Premièrement, à cause du principe du moindre effort. Nous mettons en place dès notre plus jeune âge et en toute innocence des stéréotypes qui nous permettent d’être adaptés aux situations que nous rencontrons. Le bébé cherche et teste des comportements, et il retient ceux qui sont les plus efficaces au regard de ce qu’il désire, sans le moindre calcul ou duplicité. Au cours de notre vie nous continuons à développer des mécanismes pour nous épargner des efforts. Par exemple, lorsque nous enfourchons un vélo, au début, nous devons apprendre avec conscience et application. Nous devons y faire attention. Le soir, nous ne risquons pas d’avoir oublié ce moment. Mais vingt ans après, il est possible que nous oubliions avoir fait du vélo pour jeter une lettre à la boite parce que pédaler n’est plus une action consciente mais automatique. Regarder avant de traverser est normalement aussi un automatisme et c’est heureux, ça a dû nous sauver la vie ! Il ne s’agit donc pas de condamner nos automatismes mais d’en prendre conscience pour les remettre dans le périmètre où ils nous sont utiles.

Car si les automatismes sont bien pratiques, ils font de nous des automates, c’est-à-dire qu’ils activent des mécanismes répétitifs et sans conscience. Voilà leur danger. Tout le temps que nous sommes en fonctionnement automatique, nous ne sommes pas présents à nos vies et le soir, le test de la restitution est difficile.
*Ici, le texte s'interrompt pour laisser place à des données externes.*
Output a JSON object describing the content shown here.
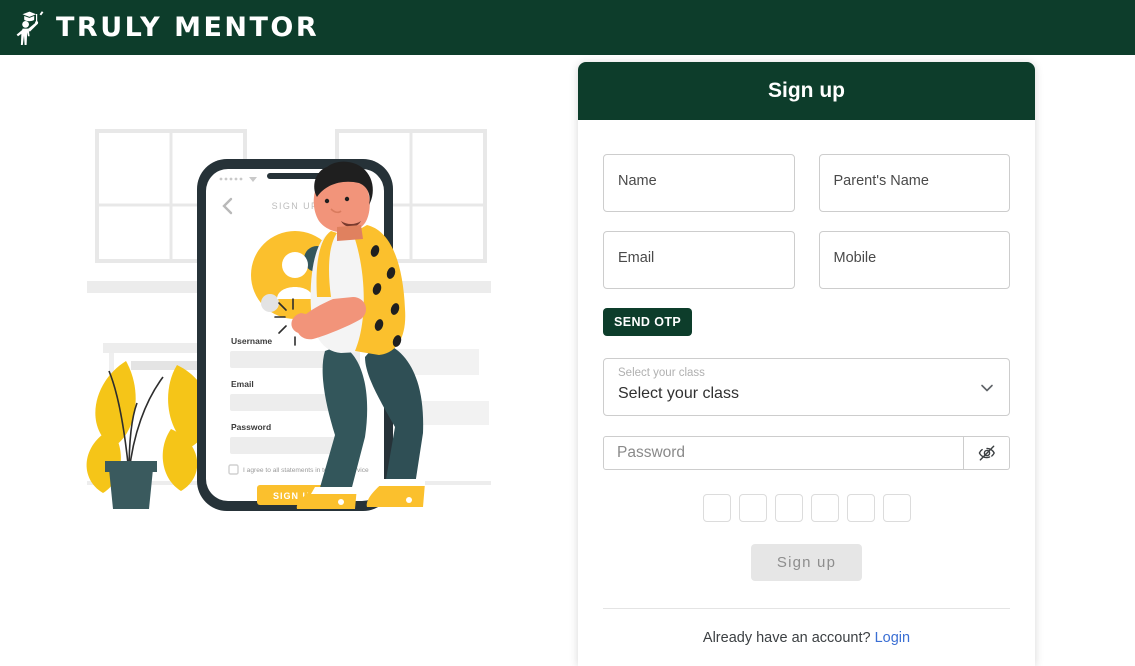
{
  "topbar": {
    "brand": "Truly Mentor",
    "logo_icon": "graduate-figure-icon"
  },
  "illustration": {
    "alt": "person-signing-up-on-phone-illustration",
    "phone_screen": {
      "title": "SIGN UP",
      "back_icon": "chevron-left-icon",
      "fields": [
        "Username",
        "Email",
        "Password"
      ],
      "terms_text": "I agree to all statements in terms of service",
      "submit_label": "SIGN UP"
    },
    "colors": {
      "accent_yellow": "#FBC02D",
      "dark_teal": "#2C4A52",
      "skin": "#F2947A",
      "phone_frame": "#263238"
    }
  },
  "card": {
    "title": "Sign up",
    "header_color": "#0D3D2B",
    "fields": [
      {
        "name": "name",
        "label": "Name",
        "value": ""
      },
      {
        "name": "parents_name",
        "label": "Parent's Name",
        "value": ""
      },
      {
        "name": "email",
        "label": "Email",
        "value": ""
      },
      {
        "name": "mobile",
        "label": "Mobile",
        "value": ""
      }
    ],
    "send_otp_label": "SEND OTP",
    "class_select": {
      "floating_label": "Select your class",
      "selected_value": "Select your class",
      "chevron_icon": "chevron-down-icon"
    },
    "password": {
      "placeholder": "Password",
      "value": "",
      "toggle_icon": "eye-off-icon"
    },
    "otp": {
      "digit_count": 6,
      "digits": [
        "",
        "",
        "",
        "",
        "",
        ""
      ]
    },
    "submit_label": "Sign up",
    "footer": {
      "prompt": "Already have an account?",
      "link_label": "Login",
      "link_color": "#3B6FD4"
    }
  }
}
Si ces automatismes ne se mettaient en route que d’une façon épisodique, utile et ciblée, tout irait pour le mieux, mais en fait, nous laissons les automates prendre pas mal de pouvoir dans nos journées sans nous en rendre compte. Par exemple, dans certaines situations, nous sentons devoir activer le boute-en-train, ou le matamore, ou l’ingénue, etc. Vous allez me dire que ce sont des personnages de comédie. En effet. Ils étaient typés, archétypés même et leur nom suffisait à évoquer toute une série de mécanismes particulièrement visibles dans la commédia dell’arte, ce qui formait un canevas bien pratique pour l’improvisation théâtrale. Quand il y a sur l’arène du cirque un Pierrot, un Arlequin et une tarte à la crème, où va la tarte à la crème ?
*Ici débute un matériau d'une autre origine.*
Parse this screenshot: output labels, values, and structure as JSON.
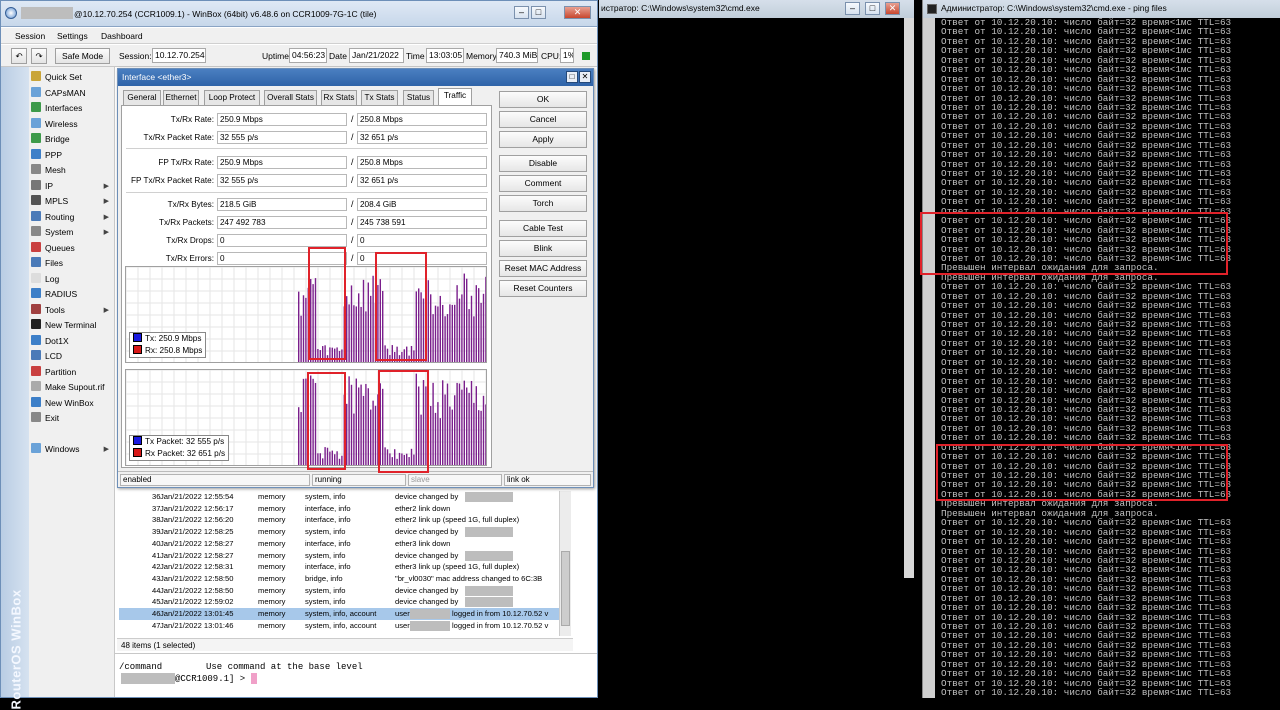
{
  "winbox": {
    "title_prefix": "@10.12.70.254 (CCR1009.1) - WinBox (64bit) v6.48.6 on CCR1009-7G-1C (tile)",
    "menu": [
      "Session",
      "Settings",
      "Dashboard"
    ],
    "toolbar": {
      "safe_mode": "Safe Mode",
      "session_label": "Session:",
      "session_value": "10.12.70.254",
      "uptime_label": "Uptime",
      "uptime_value": "04:56:23",
      "date_label": "Date",
      "date_value": "Jan/21/2022",
      "time_label": "Time",
      "time_value": "13:03:05",
      "memory_label": "Memory:",
      "memory_value": "740.3 MiB",
      "cpu_label": "CPU:",
      "cpu_value": "1%"
    },
    "vertical_brand": "RouterOS WinBox",
    "sidebar": [
      {
        "label": "Quick Set",
        "icon": "quickset-icon",
        "color": "#c9a53a",
        "arrow": false
      },
      {
        "label": "CAPsMAN",
        "icon": "capsman-icon",
        "color": "#6aa2d8",
        "arrow": false
      },
      {
        "label": "Interfaces",
        "icon": "interfaces-icon",
        "color": "#3d9a4a",
        "arrow": false
      },
      {
        "label": "Wireless",
        "icon": "wireless-icon",
        "color": "#6aa2d8",
        "arrow": false
      },
      {
        "label": "Bridge",
        "icon": "bridge-icon",
        "color": "#3d9a4a",
        "arrow": false
      },
      {
        "label": "PPP",
        "icon": "ppp-icon",
        "color": "#3d7fc8",
        "arrow": false
      },
      {
        "label": "Mesh",
        "icon": "mesh-icon",
        "color": "#888888",
        "arrow": false
      },
      {
        "label": "IP",
        "icon": "ip-icon",
        "color": "#777777",
        "arrow": true
      },
      {
        "label": "MPLS",
        "icon": "mpls-icon",
        "color": "#555555",
        "arrow": true
      },
      {
        "label": "Routing",
        "icon": "routing-icon",
        "color": "#4a7ab8",
        "arrow": true
      },
      {
        "label": "System",
        "icon": "system-icon",
        "color": "#888888",
        "arrow": true
      },
      {
        "label": "Queues",
        "icon": "queues-icon",
        "color": "#c94040",
        "arrow": false
      },
      {
        "label": "Files",
        "icon": "files-icon",
        "color": "#4a7ab8",
        "arrow": false
      },
      {
        "label": "Log",
        "icon": "log-icon",
        "color": "#dddddd",
        "arrow": false
      },
      {
        "label": "RADIUS",
        "icon": "radius-icon",
        "color": "#3d7fc8",
        "arrow": false
      },
      {
        "label": "Tools",
        "icon": "tools-icon",
        "color": "#a04040",
        "arrow": true
      },
      {
        "label": "New Terminal",
        "icon": "terminal-icon",
        "color": "#222222",
        "arrow": false
      },
      {
        "label": "Dot1X",
        "icon": "dot1x-icon",
        "color": "#3d7fc8",
        "arrow": false
      },
      {
        "label": "LCD",
        "icon": "lcd-icon",
        "color": "#4a7ab8",
        "arrow": false
      },
      {
        "label": "Partition",
        "icon": "partition-icon",
        "color": "#c94040",
        "arrow": false
      },
      {
        "label": "Make Supout.rif",
        "icon": "supout-icon",
        "color": "#aaaaaa",
        "arrow": false
      },
      {
        "label": "New WinBox",
        "icon": "winbox-icon",
        "color": "#3d7fc8",
        "arrow": false
      },
      {
        "label": "Exit",
        "icon": "exit-icon",
        "color": "#888888",
        "arrow": false
      },
      {
        "label": "Windows",
        "icon": "windows-icon",
        "color": "#6aa2d8",
        "arrow": true
      }
    ],
    "log": {
      "rows": [
        {
          "n": "36",
          "time": "Jan/21/2022 12:55:54",
          "buf": "memory",
          "topics": "system, info",
          "msg": "device changed by",
          "redacted": true,
          "selected": false
        },
        {
          "n": "37",
          "time": "Jan/21/2022 12:56:17",
          "buf": "memory",
          "topics": "interface, info",
          "msg": "ether2 link down",
          "redacted": false,
          "selected": false
        },
        {
          "n": "38",
          "time": "Jan/21/2022 12:56:20",
          "buf": "memory",
          "topics": "interface, info",
          "msg": "ether2 link up (speed 1G, full duplex)",
          "redacted": false,
          "selected": false
        },
        {
          "n": "39",
          "time": "Jan/21/2022 12:58:25",
          "buf": "memory",
          "topics": "system, info",
          "msg": "device changed by",
          "redacted": true,
          "selected": false
        },
        {
          "n": "40",
          "time": "Jan/21/2022 12:58:27",
          "buf": "memory",
          "topics": "interface, info",
          "msg": "ether3 link down",
          "redacted": false,
          "selected": false
        },
        {
          "n": "41",
          "time": "Jan/21/2022 12:58:27",
          "buf": "memory",
          "topics": "system, info",
          "msg": "device changed by",
          "redacted": true,
          "selected": false
        },
        {
          "n": "42",
          "time": "Jan/21/2022 12:58:31",
          "buf": "memory",
          "topics": "interface, info",
          "msg": "ether3 link up (speed 1G, full duplex)",
          "redacted": false,
          "selected": false
        },
        {
          "n": "43",
          "time": "Jan/21/2022 12:58:50",
          "buf": "memory",
          "topics": "bridge, info",
          "msg": "\"br_vl0030\" mac address changed to 6C:3B",
          "redacted": false,
          "selected": false
        },
        {
          "n": "44",
          "time": "Jan/21/2022 12:58:50",
          "buf": "memory",
          "topics": "system, info",
          "msg": "device changed by",
          "redacted": true,
          "selected": false
        },
        {
          "n": "45",
          "time": "Jan/21/2022 12:59:02",
          "buf": "memory",
          "topics": "system, info",
          "msg": "device changed by",
          "redacted": true,
          "selected": false
        },
        {
          "n": "46",
          "time": "Jan/21/2022 13:01:45",
          "buf": "memory",
          "topics": "system, info, account",
          "msg": "user",
          "msg2": "logged in from 10.12.70.52 v",
          "redacted": true,
          "selected": true
        },
        {
          "n": "47",
          "time": "Jan/21/2022 13:01:46",
          "buf": "memory",
          "topics": "system, info, account",
          "msg": "user",
          "msg2": "logged in from 10.12.70.52 v",
          "redacted": true,
          "selected": false
        }
      ],
      "status": "48 items (1 selected)"
    },
    "terminal": {
      "line1_cmd": "/command",
      "line1_desc": "Use command at the base level",
      "prompt_host": "@CCR1009.1] >"
    }
  },
  "interface": {
    "title": "Interface <ether3>",
    "tabs": [
      "General",
      "Ethernet",
      "Loop Protect",
      "Overall Stats",
      "Rx Stats",
      "Tx Stats",
      "Status",
      "Traffic"
    ],
    "active_tab": "Traffic",
    "fields": [
      {
        "label": "Tx/Rx Rate:",
        "tx": "250.9 Mbps",
        "rx": "250.8 Mbps"
      },
      {
        "label": "Tx/Rx Packet Rate:",
        "tx": "32 555 p/s",
        "rx": "32 651 p/s"
      },
      {
        "label": "FP Tx/Rx Rate:",
        "tx": "250.9 Mbps",
        "rx": "250.8 Mbps"
      },
      {
        "label": "FP Tx/Rx Packet Rate:",
        "tx": "32 555 p/s",
        "rx": "32 651 p/s"
      },
      {
        "label": "Tx/Rx Bytes:",
        "tx": "218.5 GiB",
        "rx": "208.4 GiB"
      },
      {
        "label": "Tx/Rx Packets:",
        "tx": "247 492 783",
        "rx": "245 738 591"
      },
      {
        "label": "Tx/Rx Drops:",
        "tx": "0",
        "rx": "0"
      },
      {
        "label": "Tx/Rx Errors:",
        "tx": "0",
        "rx": "0"
      }
    ],
    "legend_rate": {
      "tx": "Tx:  250.9 Mbps",
      "rx": "Rx:  250.8 Mbps"
    },
    "legend_packet": {
      "tx": "Tx Packet:  32 555 p/s",
      "rx": "Rx Packet:  32 651 p/s"
    },
    "buttons": [
      "OK",
      "Cancel",
      "Apply",
      "Disable",
      "Comment",
      "Torch",
      "Cable Test",
      "Blink",
      "Reset MAC Address",
      "Reset Counters"
    ],
    "status": [
      "enabled",
      "running",
      "slave",
      "link ok"
    ],
    "colors": {
      "tx": "#1a1ae0",
      "rx": "#d81818",
      "bars": "#7a1f8c"
    }
  },
  "cmd_mid": {
    "title": "истратор: C:\\Windows\\system32\\cmd.exe"
  },
  "cmd_right": {
    "title": "Администратор: C:\\Windows\\system32\\cmd.exe - ping  files",
    "reply": "Ответ от 10.12.20.10: число байт=32 время<1мс TTL=63",
    "timeout": "Превышен интервал ожидания для запроса.",
    "pattern": [
      "r",
      "r",
      "r",
      "r",
      "r",
      "r",
      "r",
      "r",
      "r",
      "r",
      "r",
      "r",
      "r",
      "r",
      "r",
      "r",
      "r",
      "r",
      "r",
      "r",
      "r",
      "r",
      "r",
      "r",
      "r",
      "r",
      "t",
      "t",
      "r",
      "r",
      "r",
      "r",
      "r",
      "r",
      "r",
      "r",
      "r",
      "r",
      "r",
      "r",
      "r",
      "r",
      "r",
      "r",
      "r",
      "r",
      "r",
      "r",
      "r",
      "r",
      "r",
      "t",
      "t",
      "r",
      "r",
      "r",
      "r",
      "r",
      "r",
      "r",
      "r",
      "r",
      "r",
      "r",
      "r",
      "r",
      "r",
      "r",
      "r",
      "r",
      "r",
      "r",
      "r",
      "r"
    ]
  }
}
Dans notre quotidien, nous ne sommes ni aussi drôles, ni aussi caricaturaux, mais nous avons des personnages aux réactions préinstallées pour diverses situations. Parfois ils se relaient les uns les autres à toute allure et tous, en nous mettant en pilotage automatique, nous privent de notre conscience de vivre. Car la conscience, qui est attention et présence, n’est jamais ni répétition ni absence. Le matin dans les transports, c’est bien souvent un automate qui piétine sur le quai, l’esprit ailleurs et du son dans les oreilles, puis dans nos activités, nous enfilons le rôle de l’activité. Que dirions-nous d’un dentiste qui se comporterait comme une assistante maternelle? Il vaudrait mieux partir en courant ! Le soir quand nous sommes fatigués, nos interlocuteurs habituels ont droit à des réponses dites machinales, c’est-à-dire au sens propre, des réponses de machine, sans conscience ni attention à ce qui nous a été dit. Finalement, avant de nous coucher, nous ne nous souvenons pas de grand-chose. Nous avons laissé les automatismes nous voler la journée en prenant notre place.
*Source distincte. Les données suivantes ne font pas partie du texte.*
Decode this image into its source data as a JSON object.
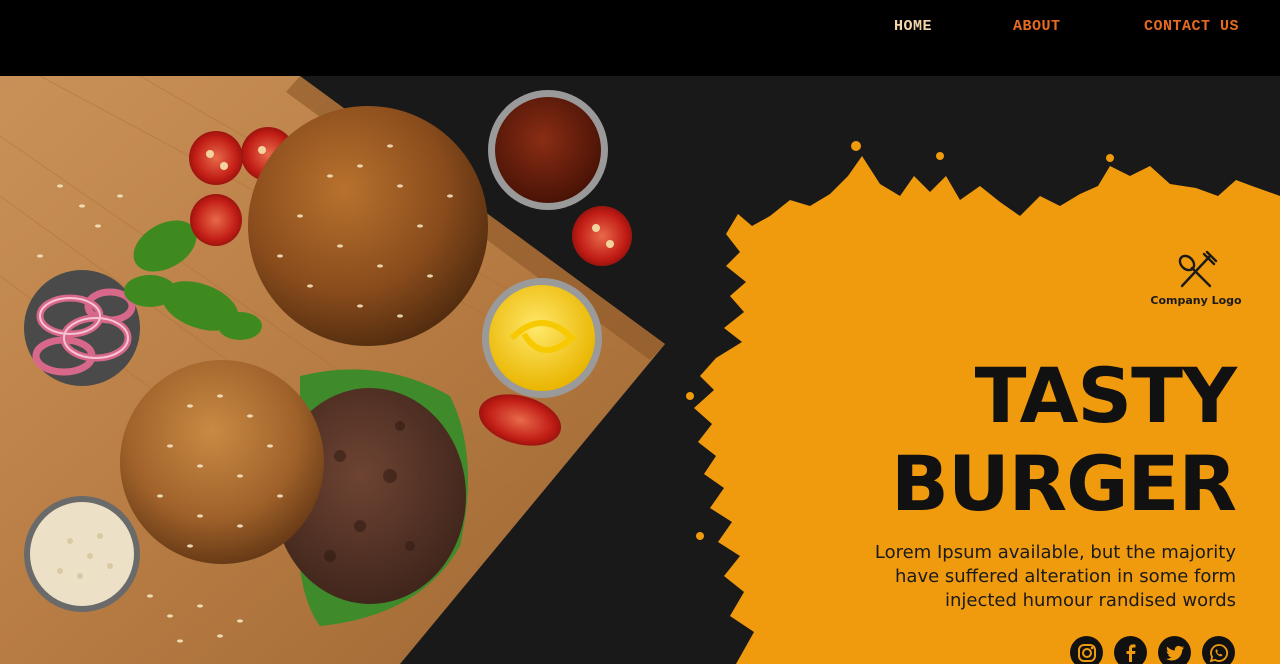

Nos automatismes étant privés de conscience peuvent aussi aboutir à l’effet inverse de notre intention première qui est de nous faciliter la vie. Le professeur par exemple mettra automatiquement en activité la voix, la posture et la pensée du prof devant ses élèves, et c’est sans doute juste. Mais si le personnage lui plaît, il le gardera en faisant les courses et à table avec ses amis, sans attention pour la jeune femme assise à ses côtés qui aurait peut-être préféré un autre personnage. Nous avons aussi des fonds de commerce émotionnels envahissants. Le colérique sort ses automatismes de colère à la moindre occasion par exemple.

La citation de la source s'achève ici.